Виктор Афанасьев - Рылеев
Собрания у Рылеева становились все более многолюдными. Бывали Боратынский и Грибоедов, Лев Пушкин, Пущин и Александр Одоевский, Языков и Хомяков. В 1824–1825 годах квартира Рылеева стала клубом и штабом участников декабристского заговора. «У Рылеева, — говорит Aгап Иванович, — собиралось по ночам много его знакомых, сидели большею частью в задних комнатах, а передние из предосторожности не были даже освещены. Разговоров слышать мне приводилось мало. Говорили по большей части по-французски, а если начинался русский разговор, то Кондратий Федорович высылал меня из комнаты».

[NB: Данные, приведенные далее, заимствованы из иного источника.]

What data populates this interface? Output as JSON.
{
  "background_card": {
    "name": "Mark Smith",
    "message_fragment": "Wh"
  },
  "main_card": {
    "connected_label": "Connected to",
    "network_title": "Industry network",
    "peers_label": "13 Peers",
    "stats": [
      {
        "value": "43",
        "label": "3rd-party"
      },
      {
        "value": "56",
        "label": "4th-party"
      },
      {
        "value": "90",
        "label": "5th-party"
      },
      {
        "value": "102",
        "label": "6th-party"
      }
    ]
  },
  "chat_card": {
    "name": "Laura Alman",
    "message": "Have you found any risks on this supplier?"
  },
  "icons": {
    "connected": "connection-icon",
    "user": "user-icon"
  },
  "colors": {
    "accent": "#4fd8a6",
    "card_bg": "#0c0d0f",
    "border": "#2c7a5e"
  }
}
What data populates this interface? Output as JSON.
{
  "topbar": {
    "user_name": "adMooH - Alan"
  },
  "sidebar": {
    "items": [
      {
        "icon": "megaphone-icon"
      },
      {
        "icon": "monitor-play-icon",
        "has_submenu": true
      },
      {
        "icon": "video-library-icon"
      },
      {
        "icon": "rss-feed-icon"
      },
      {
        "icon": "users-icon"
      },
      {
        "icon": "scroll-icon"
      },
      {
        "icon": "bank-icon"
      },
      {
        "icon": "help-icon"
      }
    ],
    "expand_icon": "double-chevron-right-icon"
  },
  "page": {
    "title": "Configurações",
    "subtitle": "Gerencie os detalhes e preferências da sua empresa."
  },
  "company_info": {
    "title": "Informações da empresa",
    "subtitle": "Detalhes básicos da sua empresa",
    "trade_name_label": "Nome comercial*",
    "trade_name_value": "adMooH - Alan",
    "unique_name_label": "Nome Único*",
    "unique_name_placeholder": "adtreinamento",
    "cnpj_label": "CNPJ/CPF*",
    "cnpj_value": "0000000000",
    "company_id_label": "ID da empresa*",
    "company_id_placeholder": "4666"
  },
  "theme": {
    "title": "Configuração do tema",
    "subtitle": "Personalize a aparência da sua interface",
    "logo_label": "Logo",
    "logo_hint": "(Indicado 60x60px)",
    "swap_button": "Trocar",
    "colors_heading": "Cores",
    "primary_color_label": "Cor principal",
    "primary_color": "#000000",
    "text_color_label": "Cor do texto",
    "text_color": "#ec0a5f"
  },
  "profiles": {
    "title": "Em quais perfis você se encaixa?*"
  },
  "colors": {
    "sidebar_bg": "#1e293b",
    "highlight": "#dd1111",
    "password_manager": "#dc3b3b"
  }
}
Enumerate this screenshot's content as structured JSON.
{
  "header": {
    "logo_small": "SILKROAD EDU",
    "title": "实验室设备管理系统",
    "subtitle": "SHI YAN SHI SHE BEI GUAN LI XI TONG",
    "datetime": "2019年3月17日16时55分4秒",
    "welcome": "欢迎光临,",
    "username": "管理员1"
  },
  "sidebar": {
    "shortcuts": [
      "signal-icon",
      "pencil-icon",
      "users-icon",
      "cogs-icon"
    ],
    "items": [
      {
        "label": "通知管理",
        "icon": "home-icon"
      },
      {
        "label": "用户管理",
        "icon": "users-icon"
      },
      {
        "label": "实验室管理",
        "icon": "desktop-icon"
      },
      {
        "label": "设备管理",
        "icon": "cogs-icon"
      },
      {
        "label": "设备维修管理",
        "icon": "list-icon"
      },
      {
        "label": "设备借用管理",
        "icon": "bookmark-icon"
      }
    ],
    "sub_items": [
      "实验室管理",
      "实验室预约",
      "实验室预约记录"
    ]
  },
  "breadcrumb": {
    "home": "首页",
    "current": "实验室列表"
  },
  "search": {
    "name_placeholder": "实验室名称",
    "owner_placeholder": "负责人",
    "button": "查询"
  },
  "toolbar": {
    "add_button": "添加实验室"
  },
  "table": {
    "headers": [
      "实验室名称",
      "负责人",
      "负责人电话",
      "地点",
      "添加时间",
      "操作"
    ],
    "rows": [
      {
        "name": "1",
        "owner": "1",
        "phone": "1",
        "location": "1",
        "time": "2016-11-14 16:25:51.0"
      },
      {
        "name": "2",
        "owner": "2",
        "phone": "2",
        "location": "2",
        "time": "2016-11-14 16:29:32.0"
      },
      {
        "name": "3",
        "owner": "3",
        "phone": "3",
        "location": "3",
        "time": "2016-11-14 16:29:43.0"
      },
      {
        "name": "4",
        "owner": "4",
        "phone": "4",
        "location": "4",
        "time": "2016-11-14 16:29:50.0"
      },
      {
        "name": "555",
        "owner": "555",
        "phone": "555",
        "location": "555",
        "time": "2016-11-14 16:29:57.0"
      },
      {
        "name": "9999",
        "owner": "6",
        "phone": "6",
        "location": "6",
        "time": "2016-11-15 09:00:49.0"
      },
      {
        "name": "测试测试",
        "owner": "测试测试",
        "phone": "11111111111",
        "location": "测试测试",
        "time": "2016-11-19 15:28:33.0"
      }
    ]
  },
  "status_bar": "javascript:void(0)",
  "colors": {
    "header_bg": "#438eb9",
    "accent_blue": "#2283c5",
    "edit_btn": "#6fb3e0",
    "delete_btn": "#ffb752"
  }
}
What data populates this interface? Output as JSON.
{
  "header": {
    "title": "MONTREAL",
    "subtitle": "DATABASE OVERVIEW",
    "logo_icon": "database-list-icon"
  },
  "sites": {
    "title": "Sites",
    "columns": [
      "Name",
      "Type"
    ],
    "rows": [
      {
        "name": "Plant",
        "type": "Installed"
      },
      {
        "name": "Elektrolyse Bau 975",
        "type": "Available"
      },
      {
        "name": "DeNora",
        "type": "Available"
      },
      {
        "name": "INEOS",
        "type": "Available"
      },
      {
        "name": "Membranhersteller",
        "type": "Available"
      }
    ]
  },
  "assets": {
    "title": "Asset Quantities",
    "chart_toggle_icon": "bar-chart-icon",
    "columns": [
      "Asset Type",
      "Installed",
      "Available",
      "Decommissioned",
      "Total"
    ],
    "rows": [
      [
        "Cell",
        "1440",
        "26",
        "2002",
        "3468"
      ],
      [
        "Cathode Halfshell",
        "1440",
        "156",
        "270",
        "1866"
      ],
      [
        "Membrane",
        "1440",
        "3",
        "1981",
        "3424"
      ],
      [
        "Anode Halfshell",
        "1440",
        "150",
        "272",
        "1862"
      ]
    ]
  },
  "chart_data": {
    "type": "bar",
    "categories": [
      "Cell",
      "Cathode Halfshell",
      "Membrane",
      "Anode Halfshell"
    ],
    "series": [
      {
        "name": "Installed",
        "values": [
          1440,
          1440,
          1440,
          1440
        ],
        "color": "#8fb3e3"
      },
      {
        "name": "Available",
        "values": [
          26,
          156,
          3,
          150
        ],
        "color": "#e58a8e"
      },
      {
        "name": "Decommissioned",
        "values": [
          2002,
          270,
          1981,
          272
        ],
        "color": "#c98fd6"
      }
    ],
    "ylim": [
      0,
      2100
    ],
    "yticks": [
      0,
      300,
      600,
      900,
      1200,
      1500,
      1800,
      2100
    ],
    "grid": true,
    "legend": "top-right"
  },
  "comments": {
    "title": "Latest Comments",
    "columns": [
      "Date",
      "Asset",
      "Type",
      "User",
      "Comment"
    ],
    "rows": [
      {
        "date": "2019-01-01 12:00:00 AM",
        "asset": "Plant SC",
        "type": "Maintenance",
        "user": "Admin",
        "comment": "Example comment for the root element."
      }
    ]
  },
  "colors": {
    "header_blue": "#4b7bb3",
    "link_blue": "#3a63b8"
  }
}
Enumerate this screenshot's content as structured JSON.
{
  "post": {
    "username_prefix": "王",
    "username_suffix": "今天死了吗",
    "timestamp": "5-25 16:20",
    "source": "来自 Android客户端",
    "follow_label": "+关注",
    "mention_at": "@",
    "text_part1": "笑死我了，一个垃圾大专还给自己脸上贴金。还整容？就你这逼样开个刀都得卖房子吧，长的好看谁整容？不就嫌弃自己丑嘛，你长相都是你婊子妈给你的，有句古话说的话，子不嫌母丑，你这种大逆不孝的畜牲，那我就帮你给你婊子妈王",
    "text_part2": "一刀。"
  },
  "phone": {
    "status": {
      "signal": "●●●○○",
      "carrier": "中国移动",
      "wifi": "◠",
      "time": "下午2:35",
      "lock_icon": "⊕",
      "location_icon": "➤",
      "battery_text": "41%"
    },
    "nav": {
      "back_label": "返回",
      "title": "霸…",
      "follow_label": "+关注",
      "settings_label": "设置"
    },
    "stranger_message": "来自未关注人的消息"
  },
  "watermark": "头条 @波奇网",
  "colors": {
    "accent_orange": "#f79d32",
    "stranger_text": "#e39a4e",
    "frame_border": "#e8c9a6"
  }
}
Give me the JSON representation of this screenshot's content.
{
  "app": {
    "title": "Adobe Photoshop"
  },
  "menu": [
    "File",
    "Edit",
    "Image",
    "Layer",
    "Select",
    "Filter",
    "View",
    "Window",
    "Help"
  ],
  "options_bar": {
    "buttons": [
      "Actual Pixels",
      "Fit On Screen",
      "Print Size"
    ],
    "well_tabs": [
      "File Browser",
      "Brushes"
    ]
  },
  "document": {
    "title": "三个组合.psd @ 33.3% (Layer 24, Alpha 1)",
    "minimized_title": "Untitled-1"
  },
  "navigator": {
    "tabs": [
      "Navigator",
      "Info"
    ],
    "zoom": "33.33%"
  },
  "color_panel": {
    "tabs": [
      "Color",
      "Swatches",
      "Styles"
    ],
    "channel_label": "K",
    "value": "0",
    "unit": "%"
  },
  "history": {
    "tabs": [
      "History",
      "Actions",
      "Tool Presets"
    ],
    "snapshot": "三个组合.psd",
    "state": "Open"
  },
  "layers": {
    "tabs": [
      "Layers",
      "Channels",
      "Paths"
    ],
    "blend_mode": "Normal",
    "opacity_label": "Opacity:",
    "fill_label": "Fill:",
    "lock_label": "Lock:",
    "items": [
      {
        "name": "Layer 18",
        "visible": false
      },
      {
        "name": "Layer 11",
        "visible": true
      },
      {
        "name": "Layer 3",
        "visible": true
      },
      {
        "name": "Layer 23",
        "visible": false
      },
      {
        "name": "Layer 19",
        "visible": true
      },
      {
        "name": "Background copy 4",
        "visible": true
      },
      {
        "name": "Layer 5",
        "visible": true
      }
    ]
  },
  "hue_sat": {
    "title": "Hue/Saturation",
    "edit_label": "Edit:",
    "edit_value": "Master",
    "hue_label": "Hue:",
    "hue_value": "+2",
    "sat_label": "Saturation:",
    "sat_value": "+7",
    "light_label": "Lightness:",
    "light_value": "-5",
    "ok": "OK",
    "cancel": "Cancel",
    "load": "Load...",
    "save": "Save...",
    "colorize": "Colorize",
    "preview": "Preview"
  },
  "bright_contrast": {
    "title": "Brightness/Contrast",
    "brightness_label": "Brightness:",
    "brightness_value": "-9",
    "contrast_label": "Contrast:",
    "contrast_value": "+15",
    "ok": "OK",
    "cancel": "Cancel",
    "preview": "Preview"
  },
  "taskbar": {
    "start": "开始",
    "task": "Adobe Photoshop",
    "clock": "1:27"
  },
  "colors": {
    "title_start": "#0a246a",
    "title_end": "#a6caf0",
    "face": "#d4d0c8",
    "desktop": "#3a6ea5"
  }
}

Писал Рылеев по большей части поздно вечером и ночью. Оригинальный способ его работы описывает тот же рассыльный: «В большом кабинете его были разложены три доски, обтянутые холстом. На них раскладывались разные бумаги, корректуры и книги нужные. И тут Кондратий Федорович занимался стоя… Переходя по длине доски к расположенной на ней работе, он затруднялся переставлять свечу. Для этого над доскою вдоль ее протянута была проволока, по которой двигался подсвечник. От него другая проволока прикреплялась к поясу Кондратия Федоровича, и таким образом свечка двигалась по проволоке вслед за ним. За работою он обыкновенно пил воду через сахар с лимоном. Кружка самая простая была».
Несколько шкафов с книгами. На стене — большая гравюра под стеклом, изображающая покушение Маргарет Николсон на жизнь английского короля Георга III. Не пейзаж, хотя бы и романтически-бурный, не мифологическая сцена…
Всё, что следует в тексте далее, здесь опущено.